We'll see If the issues continue. Next step I think is to reinstall Windows

thanks
 
look that drive you posted the screenshot for is bad its now to me just a storage drive that you hook up to pull a file off of it when you need it and then it stays un hooked till needed for something else its nolonger a primary bootable drive in my book.. I feel as long as your trying to use that drive your not going to go any further with your issue [opinion]
 

Shadow351

Distinguished
Oct 2, 2011
13
0
18,510
Kingston responded they are going to RMA the drive so I will do that and go from there.

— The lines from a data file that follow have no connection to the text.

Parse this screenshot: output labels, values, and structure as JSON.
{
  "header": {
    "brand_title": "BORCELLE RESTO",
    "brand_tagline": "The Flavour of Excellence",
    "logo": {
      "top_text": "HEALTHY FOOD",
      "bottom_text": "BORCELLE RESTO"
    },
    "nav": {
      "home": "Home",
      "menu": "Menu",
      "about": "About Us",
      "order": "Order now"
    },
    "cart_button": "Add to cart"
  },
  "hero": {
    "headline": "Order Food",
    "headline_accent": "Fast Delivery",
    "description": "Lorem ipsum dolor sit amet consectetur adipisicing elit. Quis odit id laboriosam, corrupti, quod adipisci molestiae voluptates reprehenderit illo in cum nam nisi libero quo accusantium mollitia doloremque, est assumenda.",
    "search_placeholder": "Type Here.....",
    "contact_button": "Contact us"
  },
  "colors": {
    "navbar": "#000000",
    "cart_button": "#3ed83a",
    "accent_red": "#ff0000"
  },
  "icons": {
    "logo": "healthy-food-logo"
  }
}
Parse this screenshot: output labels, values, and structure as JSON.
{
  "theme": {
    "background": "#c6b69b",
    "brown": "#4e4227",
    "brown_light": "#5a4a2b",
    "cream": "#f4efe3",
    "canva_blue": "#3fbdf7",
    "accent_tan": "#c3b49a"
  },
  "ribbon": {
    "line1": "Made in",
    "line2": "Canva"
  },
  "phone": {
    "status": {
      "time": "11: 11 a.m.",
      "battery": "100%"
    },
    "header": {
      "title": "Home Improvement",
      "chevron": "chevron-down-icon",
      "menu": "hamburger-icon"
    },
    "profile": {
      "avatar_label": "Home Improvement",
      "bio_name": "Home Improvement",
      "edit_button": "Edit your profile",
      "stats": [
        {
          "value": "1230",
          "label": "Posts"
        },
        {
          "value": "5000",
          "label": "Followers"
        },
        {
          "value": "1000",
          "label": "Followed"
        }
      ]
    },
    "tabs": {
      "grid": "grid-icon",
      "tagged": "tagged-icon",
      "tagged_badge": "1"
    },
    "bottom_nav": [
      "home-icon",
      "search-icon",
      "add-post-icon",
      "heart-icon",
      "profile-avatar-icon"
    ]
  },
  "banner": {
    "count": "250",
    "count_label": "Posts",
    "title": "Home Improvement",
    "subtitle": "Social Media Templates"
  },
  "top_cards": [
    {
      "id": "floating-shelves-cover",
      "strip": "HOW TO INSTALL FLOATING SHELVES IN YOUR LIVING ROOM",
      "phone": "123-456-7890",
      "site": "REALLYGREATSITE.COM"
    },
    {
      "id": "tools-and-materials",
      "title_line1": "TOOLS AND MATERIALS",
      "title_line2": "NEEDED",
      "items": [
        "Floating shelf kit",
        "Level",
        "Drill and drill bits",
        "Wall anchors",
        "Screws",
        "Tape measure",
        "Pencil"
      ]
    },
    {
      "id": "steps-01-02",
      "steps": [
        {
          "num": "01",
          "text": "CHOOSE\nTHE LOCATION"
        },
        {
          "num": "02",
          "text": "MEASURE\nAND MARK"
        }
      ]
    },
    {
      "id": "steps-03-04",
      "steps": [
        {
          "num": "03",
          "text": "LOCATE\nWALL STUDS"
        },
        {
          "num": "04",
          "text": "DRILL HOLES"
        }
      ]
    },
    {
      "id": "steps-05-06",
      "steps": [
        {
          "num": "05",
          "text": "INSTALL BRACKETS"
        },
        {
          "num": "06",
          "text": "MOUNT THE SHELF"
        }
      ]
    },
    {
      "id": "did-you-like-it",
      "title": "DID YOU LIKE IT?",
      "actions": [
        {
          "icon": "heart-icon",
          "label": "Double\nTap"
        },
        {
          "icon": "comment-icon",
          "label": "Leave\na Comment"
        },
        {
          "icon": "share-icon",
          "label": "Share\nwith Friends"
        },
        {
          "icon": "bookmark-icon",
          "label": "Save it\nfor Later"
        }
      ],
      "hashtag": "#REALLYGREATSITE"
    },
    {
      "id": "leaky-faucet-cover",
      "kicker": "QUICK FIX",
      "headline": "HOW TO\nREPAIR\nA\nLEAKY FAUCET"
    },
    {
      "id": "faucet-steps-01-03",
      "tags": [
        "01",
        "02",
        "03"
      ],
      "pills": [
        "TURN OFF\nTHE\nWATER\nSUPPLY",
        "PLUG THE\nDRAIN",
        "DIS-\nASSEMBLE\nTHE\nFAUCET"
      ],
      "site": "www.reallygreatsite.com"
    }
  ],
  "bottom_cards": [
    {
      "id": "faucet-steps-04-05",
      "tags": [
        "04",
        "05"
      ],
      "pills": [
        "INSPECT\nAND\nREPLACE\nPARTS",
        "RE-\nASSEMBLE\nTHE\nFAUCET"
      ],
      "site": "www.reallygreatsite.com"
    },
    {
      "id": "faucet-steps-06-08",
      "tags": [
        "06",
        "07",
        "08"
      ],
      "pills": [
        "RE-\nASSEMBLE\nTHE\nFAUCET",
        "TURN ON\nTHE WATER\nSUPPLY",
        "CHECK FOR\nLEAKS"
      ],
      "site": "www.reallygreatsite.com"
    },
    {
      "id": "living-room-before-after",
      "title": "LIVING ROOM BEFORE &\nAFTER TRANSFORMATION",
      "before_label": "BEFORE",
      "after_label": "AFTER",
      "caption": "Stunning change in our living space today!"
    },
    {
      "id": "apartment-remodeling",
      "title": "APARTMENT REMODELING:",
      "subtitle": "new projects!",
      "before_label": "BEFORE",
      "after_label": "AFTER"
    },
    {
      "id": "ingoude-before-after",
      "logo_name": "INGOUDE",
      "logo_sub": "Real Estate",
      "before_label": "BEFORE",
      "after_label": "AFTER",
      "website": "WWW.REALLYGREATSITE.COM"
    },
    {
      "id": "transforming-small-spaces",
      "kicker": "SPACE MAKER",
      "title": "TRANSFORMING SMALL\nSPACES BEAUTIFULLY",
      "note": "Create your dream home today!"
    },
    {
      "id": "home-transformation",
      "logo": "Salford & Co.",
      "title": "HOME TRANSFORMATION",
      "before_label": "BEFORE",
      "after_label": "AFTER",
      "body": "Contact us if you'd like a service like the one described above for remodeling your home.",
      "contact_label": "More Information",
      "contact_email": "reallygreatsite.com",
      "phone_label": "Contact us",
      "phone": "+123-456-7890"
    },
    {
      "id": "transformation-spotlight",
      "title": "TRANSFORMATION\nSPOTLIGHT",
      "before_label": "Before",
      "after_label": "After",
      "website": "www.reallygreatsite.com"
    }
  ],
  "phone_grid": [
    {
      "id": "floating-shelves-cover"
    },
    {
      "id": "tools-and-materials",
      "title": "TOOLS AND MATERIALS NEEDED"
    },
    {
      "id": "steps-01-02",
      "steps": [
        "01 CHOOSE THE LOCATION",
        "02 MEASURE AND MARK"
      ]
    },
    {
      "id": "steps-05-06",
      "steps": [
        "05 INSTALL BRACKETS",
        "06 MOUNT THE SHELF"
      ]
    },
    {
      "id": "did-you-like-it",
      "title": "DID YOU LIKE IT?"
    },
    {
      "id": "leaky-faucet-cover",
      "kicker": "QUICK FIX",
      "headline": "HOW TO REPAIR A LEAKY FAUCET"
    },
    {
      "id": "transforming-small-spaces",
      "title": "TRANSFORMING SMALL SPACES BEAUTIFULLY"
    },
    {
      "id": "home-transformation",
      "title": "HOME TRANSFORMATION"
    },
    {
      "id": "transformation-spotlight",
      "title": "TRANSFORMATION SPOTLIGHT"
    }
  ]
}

I connected the drive to my computer and I am trying to retrieve the data off of it (i do have a backup from a couple weeks ago).

Maybe the bad sectors are not the fatal problem because I have the same model drive in my computer, and I just checked, it had 6 bad sectors, but seems to work flawlessly. I'll keep an eye (and backup) on it.
 
that maybe true, butwhat was in them sectors when they went bad?? something important or just some junk or unused space? I look at it if its getting bad sectors something is causing that and it should run for life with out that issue[??] I guess what I read in that link I sent you its a mechanical issue with the drive so why risk it ? ya it may go for 2 more years or it may o for 2 more days.. its just my call what I do about this everyone does what he feels best. see the os is trying to do something and the drive is having some issue and something goes cross and then bsod ... but you can only do as you see fit and I can only say what I think to try to help you out in some way....

A bad sector is a sector on a computer's disk drive or flash memory that cannot be used due to permanent damage (or an OS inability to successfully access it), such as physical damage to the disk surface (or sometimes sectors being stuck in a magnetic or digital state that cannot be reversed[clarify]) or failed flash memory transistors.